Intoxication in eroticis
Nietzsche,
Rousseau avaient, chacun à sa façon, tenté de régler cette
question de l’intoxication alimentaire : Rousseau, toujours
aussi malheureux dans ses choix, voyait les laitages comme un aliment
de base du « bon sauvage » — quand on voit mal comment
nos ancêtres chasseurs-cueilleurs auraient pu en faire la base de
leur alimentation ; Nietzsche, lui, pourtant nourri sinon de
laitages du moins de philosophie orientale, puisée chez Schopenhauer
— qui en avait fait « sa » philosophie en la
transcrivant en allemand —, en bon fils de pasteur était resté,
comme son inspirateur, terriblement abrahamique en négligeant les
joies ineffables de « l’accord » amoureux du yin
et du yang
— qu’il
aurait pu y trouver —,
pour n’insister que sur l’irrémédiable, à ses yeux, « guerre
des sexes ».
Mais, malheureusement pour lui, les sous-produits
des amours mercenaires sont aussi méphitiques que ceux des bêtes
mercenaires, et l’assujettissement et la « maltraitance »,
in
eroticis
comme ailleurs, n’amènent jamais rien de bon.
…
Voilà,
chère amie, quelques réflexions sur la gastronomie hypotoxique (à
laquelle il manquera malheureusement toujours les fromages !)

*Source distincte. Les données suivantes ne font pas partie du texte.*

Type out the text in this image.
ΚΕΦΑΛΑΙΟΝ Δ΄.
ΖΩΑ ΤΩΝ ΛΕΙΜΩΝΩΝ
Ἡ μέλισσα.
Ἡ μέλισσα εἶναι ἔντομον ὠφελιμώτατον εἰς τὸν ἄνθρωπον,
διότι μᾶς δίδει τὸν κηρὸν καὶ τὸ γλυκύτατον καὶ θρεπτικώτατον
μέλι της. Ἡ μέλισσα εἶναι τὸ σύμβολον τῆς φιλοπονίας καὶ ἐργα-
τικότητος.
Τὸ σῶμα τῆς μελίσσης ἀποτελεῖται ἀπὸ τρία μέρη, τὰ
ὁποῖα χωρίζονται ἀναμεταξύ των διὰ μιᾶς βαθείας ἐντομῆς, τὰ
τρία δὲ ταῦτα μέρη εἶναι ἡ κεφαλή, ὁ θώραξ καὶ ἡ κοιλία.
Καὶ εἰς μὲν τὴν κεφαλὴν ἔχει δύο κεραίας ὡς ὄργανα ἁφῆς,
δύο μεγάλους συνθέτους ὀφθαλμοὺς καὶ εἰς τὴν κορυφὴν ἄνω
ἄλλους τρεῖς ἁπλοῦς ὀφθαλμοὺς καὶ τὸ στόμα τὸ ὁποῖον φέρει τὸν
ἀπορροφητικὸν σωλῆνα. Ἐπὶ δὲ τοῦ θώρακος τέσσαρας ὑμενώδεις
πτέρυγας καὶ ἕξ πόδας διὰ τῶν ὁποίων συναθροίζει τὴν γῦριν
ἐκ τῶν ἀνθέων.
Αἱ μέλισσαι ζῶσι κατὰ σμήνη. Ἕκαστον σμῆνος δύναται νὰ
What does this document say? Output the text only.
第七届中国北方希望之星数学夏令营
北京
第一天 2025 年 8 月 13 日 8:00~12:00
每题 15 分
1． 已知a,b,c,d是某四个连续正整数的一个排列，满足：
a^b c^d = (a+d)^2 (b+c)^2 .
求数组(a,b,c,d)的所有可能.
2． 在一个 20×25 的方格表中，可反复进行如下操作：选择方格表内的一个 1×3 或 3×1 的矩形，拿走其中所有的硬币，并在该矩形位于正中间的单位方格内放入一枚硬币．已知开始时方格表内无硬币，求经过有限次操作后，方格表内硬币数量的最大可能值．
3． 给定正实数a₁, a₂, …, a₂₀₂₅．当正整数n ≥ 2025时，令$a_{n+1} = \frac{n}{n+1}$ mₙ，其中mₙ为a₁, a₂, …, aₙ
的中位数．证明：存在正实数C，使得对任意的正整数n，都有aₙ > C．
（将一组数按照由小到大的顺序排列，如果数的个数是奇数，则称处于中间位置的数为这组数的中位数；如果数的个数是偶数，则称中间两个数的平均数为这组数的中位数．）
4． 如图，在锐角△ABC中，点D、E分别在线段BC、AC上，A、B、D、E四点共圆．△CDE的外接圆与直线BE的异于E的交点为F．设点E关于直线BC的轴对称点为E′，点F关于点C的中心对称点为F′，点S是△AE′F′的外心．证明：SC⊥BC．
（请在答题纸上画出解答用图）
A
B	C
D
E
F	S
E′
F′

et sur un art d’aimer (et de créer le monde) —
lui aussi non toxique —
ayant
dépassé les fièvres névrotiques, elles-mêmes sous-produits de
l’asservissement post-néolithique.
Mais
qu’est-ce que tout cela au regard de l’actualité où, selon B.
Maher, l’empereur d’Occident, à Rome, est un maffieux dont le
parrain est un néo-César des steppes, qui, disposant des moyens qui
sont les siens, fomente des agitations partout dans le monde.
Ceux
qui sont arrivés au pouvoir par ces mêmes agitations manœuvrières,
il y a cinquante ans, ont toutes les raisons de craindre l’efficacité
colorée, façon révolution orange, des réseaux du
Romain, qui ont aujourd’hui changé de main, —
surtout
qu’ils sont soutenus par ceux de l’Asiate.
La
guerre ne cesse jamais. Elle prend seulement des tours variés.
À
vous,
R. C.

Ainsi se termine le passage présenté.